An interesting aspect to all this is the cruise ship quarantines. This is a literal SHTF kind of situation for the people on board. Imagine being on board and knowing, at least for a short time, that you don’t have nCoV, but many passengers do. Imagine living in one of the interior cabins while you’re quarantined. There are currently 634 confirmed cases on a single cruise ship that is in Japanese waters. Now think about that. 634 infected passengers did not board that ship. Most likely it was less than a handful. Possibly only one or two. Now imagine your local Walmart or Publix or H.E.B. is a cruise ship. It might as well be. You may not spend as long in there as you would on a ship, but more people are coming through there. This will be the location of transmission for a lot of people who get infected. Shopping cart handles and check-out lines. You will need to greatly limit your trips into town for food and supplies.

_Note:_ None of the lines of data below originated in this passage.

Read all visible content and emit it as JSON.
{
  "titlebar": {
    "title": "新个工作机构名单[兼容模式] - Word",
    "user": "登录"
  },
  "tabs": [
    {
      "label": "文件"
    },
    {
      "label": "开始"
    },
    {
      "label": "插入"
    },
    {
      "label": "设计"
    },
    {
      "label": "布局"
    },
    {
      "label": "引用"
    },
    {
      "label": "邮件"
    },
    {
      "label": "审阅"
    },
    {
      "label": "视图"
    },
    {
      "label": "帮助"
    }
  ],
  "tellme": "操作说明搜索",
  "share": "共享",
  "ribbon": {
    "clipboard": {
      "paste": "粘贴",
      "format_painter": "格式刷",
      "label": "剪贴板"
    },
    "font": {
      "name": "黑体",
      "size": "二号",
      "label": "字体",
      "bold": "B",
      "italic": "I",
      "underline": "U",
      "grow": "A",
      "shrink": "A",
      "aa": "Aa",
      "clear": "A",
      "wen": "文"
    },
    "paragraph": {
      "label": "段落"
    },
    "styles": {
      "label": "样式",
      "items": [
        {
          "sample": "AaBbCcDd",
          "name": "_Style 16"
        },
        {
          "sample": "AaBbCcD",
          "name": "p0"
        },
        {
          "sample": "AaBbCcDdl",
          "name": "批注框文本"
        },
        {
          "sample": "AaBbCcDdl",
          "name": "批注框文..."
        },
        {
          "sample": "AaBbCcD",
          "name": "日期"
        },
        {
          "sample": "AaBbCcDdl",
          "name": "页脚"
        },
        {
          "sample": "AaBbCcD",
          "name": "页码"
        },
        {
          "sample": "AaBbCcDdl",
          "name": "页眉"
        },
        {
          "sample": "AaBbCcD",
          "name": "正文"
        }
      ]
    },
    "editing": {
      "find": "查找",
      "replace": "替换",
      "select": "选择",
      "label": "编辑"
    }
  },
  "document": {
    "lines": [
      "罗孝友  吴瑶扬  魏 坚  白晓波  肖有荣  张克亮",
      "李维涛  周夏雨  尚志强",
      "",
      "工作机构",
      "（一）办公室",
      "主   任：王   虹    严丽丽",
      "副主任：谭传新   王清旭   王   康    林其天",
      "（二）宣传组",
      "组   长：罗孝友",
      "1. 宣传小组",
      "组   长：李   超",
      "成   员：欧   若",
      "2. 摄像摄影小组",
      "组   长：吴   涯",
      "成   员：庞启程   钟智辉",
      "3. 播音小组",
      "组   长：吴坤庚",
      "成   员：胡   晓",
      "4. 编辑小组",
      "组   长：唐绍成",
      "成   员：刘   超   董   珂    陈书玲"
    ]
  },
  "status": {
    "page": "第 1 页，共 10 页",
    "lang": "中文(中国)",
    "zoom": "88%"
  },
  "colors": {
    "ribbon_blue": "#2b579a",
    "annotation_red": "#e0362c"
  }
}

Something else I noticed is that the WHO is recommending people maintain a meter of distance between themselves and other people in social settings. In the US, this is a common practice, but in Asia and even many parts of Europe, standing that far apart is uncommon. In Asia, even touching one another while having a conversation is a regular occurrence. I’m anxious to see what happens when it really hits in India in larger numbers. That will be difficult to contain.
The FDA has already stated that the US is likely to experience shortages of some medical supplies that are manufactured in China (which is most of our stuff) and may experience some critical shortages if the outbreak in Asia persists. Apple is already feeling a crunch since their electronics are produced there and other companies are already seeing interruptions in shipping.
Keep an eye on this, it’s not going away anytime soon.